The Weekly paper of the New Communist Party of Britain

Week commencing 29th January 2010

Countdown to the election

THOUGH the date of the next general election has still to be set, the campaign has already begun and the Labour and Tory leaders are setting out their stalls to woo the voters. The Tory lead over Labour in the opinion polls has dipped now that Cameron has made it abundantly clear that he’s going to launch a massive attack on the working class if he wins and the media gurus continue to speculate on the possibility that neither of two major parties will obtain an outright majority this year.

Despite all the media talk of hung parliaments, the latest opinion polls still put the Tories ahead with a 10 per cent lead. Labour has a mountain to climb and only a few months to do it.

David Cameron once posed as the heir of Tony Blair. Now he claims to be following Margaret Thatcher’s footsteps but his programme is even more , reactionary than anything Thatcher or Major over-saw during the last Conservative administrations.

The Tories are not looking for coalition partners, least of all with the Lib-Dems, though their renewed alliance with the Ulster Unionists may give them a few more Westminster seats, following the scandal that brought down the leader of the rival Democratic Unionists in northern Ireland.

Though the Tory press is spreading Islamophobia to divert working people down the road of the neo- nazi BNP, this is a double-edged sword. The racist vote, such as it is, will clearly be contested by the much more sophisticated UKIP — whose anti-EU platform is targeted as much against the Tories as it is Labour.

Brown & Co are clearly banking on a coalition with the Liberal Democrats with proportional representation and seats in the Cabinet on the table.

The Tories, on the other hand, are gunning for the outright victory they believe is in their grasp, and they’re concentrating on getting their vote out in the traditionally Tory middle strata heartlands in England.

Meanwhile Labour’s leaders talk about getting their own “core” vote out with appeals to traditional Labour sentiment and emphasis on the very modest reforms that were part of Brown’s neo-Keynesian recovery package last year. Thee news that Britain is now officially out of recession may be of comfort to the City of London but it cuts no ice with workers plagued by grasping banks and debt collectors and struggling to live on poverty-line wages and benefits.

Labour’s funds come almost entirely from the major affiliated unions these days, whose leaders constantly stress that a Tory victory would be disastrous for their membership. That’s undoubtedly true. But it’s not going to be enough.

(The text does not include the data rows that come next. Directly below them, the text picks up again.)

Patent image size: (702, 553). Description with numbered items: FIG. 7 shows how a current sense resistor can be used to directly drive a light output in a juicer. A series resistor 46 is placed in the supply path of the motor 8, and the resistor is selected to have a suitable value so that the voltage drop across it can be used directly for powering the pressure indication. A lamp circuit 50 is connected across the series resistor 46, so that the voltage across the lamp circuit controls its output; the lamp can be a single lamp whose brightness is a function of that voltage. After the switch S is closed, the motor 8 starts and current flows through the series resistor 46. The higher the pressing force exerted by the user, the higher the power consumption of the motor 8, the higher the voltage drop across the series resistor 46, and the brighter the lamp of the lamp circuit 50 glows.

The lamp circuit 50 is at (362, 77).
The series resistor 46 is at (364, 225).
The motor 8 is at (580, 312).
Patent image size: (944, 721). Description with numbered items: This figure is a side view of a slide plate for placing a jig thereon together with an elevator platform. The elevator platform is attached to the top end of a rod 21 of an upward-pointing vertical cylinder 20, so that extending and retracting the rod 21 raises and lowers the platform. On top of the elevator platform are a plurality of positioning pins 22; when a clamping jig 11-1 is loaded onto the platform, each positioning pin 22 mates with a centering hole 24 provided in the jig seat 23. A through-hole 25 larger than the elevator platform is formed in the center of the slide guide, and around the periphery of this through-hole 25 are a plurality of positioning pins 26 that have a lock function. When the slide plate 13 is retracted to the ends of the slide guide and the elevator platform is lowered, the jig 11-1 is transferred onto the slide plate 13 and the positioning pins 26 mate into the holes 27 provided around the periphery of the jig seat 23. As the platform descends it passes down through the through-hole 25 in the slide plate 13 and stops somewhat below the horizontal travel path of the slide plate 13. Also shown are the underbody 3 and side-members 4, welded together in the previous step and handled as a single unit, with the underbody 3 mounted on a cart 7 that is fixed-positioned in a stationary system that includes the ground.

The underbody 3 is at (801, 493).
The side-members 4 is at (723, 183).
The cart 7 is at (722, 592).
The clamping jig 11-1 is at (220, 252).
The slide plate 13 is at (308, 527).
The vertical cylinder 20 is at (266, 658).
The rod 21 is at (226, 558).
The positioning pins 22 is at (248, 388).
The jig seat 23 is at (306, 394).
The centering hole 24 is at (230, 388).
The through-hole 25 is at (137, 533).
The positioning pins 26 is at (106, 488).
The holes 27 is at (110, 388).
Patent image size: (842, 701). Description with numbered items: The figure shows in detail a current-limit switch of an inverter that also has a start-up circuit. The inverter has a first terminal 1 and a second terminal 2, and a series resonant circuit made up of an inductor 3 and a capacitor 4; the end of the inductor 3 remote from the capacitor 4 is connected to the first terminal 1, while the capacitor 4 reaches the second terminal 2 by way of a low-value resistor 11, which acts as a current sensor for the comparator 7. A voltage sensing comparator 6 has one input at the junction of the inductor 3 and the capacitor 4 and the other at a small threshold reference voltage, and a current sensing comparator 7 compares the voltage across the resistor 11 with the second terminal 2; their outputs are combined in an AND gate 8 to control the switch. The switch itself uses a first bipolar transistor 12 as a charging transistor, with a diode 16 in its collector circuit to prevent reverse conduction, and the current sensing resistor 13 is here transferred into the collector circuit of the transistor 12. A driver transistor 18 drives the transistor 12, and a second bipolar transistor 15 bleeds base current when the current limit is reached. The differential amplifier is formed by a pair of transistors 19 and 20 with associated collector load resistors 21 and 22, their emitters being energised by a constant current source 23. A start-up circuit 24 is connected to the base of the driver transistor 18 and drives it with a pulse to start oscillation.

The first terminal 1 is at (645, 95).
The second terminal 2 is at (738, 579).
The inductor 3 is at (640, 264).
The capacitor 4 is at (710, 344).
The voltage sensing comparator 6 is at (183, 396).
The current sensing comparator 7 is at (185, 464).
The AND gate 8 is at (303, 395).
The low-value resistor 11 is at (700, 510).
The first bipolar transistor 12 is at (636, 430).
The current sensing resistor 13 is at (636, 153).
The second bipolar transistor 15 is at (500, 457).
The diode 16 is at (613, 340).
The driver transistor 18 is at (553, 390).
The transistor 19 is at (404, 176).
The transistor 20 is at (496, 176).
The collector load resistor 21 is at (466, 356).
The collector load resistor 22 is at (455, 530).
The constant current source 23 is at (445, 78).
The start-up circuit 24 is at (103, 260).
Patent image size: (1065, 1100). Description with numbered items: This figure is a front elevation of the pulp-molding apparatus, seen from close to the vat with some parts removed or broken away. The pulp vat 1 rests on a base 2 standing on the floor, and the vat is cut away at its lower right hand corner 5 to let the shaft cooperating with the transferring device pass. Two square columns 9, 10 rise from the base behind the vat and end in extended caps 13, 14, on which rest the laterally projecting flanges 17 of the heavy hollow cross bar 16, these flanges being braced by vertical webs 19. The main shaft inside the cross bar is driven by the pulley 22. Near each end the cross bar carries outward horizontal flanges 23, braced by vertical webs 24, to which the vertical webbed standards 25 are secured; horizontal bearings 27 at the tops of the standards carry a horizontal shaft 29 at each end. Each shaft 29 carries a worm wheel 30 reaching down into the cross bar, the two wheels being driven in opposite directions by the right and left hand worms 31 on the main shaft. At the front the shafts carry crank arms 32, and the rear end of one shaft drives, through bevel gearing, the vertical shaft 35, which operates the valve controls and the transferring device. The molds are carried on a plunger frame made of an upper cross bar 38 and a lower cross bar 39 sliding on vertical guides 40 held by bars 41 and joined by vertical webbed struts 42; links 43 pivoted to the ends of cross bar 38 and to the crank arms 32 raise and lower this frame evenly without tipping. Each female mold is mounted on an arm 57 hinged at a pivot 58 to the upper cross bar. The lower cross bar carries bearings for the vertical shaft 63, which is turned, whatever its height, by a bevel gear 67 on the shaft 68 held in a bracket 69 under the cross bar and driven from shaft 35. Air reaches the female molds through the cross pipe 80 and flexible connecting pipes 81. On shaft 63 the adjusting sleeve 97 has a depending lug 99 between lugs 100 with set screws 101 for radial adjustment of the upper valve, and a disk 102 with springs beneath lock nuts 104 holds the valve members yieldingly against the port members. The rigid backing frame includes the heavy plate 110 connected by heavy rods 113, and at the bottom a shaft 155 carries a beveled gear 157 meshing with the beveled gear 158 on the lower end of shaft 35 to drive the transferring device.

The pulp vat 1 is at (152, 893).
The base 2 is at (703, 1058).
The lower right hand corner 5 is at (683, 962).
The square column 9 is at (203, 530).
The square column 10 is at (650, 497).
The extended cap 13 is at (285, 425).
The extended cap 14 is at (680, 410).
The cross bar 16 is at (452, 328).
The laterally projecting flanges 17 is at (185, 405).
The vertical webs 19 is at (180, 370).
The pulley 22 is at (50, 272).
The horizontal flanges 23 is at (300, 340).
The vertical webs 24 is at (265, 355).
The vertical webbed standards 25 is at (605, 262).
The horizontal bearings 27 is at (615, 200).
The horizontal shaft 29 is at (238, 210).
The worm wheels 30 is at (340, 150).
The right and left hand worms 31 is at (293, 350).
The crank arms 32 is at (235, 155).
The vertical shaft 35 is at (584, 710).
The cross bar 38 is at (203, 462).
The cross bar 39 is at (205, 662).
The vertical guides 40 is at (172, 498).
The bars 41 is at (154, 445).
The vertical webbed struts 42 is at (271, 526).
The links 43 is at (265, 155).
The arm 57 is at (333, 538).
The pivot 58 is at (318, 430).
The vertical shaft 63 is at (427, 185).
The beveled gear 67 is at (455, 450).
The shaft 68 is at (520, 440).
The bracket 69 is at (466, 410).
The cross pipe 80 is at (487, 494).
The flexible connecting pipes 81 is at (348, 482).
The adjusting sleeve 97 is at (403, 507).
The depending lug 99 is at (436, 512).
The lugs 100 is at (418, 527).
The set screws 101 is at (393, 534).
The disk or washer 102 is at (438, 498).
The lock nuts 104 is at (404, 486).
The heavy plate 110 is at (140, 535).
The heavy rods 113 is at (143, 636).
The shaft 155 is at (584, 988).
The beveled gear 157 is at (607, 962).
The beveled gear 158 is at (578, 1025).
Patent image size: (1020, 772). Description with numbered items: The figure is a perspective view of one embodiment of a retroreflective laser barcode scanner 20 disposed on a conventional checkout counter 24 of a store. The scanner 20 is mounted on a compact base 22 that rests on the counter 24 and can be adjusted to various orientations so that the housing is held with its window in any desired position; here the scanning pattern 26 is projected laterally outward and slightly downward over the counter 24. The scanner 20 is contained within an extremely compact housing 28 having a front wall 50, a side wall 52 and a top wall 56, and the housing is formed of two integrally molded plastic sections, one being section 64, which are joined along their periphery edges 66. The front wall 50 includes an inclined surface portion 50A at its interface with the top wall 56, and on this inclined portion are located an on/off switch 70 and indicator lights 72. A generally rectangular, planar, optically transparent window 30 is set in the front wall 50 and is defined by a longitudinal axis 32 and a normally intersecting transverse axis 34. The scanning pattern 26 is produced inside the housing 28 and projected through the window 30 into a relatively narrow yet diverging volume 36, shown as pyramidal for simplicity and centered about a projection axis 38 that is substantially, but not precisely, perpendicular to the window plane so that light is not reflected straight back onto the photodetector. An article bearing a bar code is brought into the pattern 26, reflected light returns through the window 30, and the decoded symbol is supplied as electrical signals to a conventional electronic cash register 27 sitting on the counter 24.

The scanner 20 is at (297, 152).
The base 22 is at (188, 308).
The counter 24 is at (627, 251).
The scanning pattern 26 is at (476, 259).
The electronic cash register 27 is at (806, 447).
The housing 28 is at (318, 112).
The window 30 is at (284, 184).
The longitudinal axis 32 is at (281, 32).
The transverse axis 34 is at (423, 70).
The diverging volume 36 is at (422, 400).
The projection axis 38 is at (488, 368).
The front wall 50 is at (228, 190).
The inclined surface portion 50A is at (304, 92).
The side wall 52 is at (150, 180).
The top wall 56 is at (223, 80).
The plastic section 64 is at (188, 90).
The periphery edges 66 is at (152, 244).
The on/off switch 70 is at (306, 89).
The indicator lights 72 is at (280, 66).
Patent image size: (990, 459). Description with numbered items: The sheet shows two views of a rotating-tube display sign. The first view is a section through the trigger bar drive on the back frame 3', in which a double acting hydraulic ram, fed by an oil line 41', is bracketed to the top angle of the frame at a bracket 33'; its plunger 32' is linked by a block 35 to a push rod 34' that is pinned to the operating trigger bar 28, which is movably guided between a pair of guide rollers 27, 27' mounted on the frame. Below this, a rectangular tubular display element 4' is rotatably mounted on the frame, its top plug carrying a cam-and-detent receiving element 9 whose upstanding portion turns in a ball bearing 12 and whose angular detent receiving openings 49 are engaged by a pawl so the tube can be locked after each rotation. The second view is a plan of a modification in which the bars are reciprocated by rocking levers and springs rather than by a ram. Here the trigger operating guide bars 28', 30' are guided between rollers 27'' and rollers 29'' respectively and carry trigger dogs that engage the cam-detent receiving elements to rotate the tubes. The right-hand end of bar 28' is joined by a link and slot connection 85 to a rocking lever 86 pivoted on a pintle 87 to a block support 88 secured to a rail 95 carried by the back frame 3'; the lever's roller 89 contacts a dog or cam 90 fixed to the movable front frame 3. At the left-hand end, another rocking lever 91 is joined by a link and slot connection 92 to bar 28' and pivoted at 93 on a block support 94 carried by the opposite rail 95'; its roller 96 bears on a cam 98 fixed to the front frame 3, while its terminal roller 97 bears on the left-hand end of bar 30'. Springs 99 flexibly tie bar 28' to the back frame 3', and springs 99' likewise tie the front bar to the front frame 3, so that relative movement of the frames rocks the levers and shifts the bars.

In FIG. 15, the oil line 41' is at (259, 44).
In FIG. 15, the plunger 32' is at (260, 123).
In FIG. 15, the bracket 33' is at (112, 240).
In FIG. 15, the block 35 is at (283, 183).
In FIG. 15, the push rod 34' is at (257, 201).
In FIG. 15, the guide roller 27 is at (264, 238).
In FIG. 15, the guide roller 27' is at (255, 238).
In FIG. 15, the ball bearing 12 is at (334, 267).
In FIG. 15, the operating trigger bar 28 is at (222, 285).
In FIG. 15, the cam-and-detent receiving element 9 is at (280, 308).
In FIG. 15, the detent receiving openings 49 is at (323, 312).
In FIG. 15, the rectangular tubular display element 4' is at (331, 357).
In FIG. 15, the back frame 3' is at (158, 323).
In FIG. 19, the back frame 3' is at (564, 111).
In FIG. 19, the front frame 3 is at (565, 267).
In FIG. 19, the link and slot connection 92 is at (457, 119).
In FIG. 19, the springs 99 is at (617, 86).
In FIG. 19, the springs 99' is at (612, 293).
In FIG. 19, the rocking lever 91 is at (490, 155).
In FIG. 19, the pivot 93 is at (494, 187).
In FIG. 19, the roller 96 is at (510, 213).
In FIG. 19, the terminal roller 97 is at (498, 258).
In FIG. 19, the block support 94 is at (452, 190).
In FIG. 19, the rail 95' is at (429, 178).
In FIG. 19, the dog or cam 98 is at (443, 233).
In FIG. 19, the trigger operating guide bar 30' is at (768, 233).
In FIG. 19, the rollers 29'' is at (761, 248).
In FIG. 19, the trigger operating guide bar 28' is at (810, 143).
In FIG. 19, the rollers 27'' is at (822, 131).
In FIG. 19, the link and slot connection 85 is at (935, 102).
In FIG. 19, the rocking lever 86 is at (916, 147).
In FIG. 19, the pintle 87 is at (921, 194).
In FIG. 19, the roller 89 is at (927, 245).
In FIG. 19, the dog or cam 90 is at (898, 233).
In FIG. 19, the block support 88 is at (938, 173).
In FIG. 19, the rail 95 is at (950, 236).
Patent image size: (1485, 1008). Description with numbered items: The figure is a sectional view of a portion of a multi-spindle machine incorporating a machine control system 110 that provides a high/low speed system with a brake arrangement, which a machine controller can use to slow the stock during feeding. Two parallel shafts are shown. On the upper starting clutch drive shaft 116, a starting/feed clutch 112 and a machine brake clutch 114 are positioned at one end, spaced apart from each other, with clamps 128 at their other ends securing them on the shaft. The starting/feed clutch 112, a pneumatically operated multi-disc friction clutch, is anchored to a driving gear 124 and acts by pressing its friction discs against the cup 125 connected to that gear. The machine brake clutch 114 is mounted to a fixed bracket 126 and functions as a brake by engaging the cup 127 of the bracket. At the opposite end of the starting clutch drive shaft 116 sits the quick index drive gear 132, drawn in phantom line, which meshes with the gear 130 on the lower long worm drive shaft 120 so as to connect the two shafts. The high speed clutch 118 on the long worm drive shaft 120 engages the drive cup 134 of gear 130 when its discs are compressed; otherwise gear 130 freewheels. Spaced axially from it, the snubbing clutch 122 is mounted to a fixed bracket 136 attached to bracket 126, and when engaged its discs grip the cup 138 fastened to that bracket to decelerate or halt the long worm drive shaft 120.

The Labour Representation Committee and the centrist Compass group around John Cruddas MP are both calling for a progressive left manifesto that must make concrete pledges to the unions and the people if Labour is to have any hope of the support of masses at the next election.

State welfare and the NHS must be defended and expanded and the public sector must be restored. We need a massive council house building programme to end homelessness and cut unemployment. The anti-union laws must be repealed to allow a return to free collective bargaining. It can all be paid for by taxing the rich at the levels that existed under Labour in 1979.

The Brown leadership is opposed to even these modest reforms but they are winnable and they could be implemented by a future Labour government if there is sufficient pressure and demand from organised labour. They wouldn’t even be contemplated by the Tories who want to put the entire burden of the capitalist crisis on the backs of working people.

The New Communist party is committed to the election of a Labour government and to ensure the maximum socialist representation within it. All our supporters are urged to help in the Labour campaign effort across the board and assist in the campaigns of those candidates who are members of the Socialist Campaign Group of Labour MPs and those who supported John McDonnell’s leadership bid in 2007.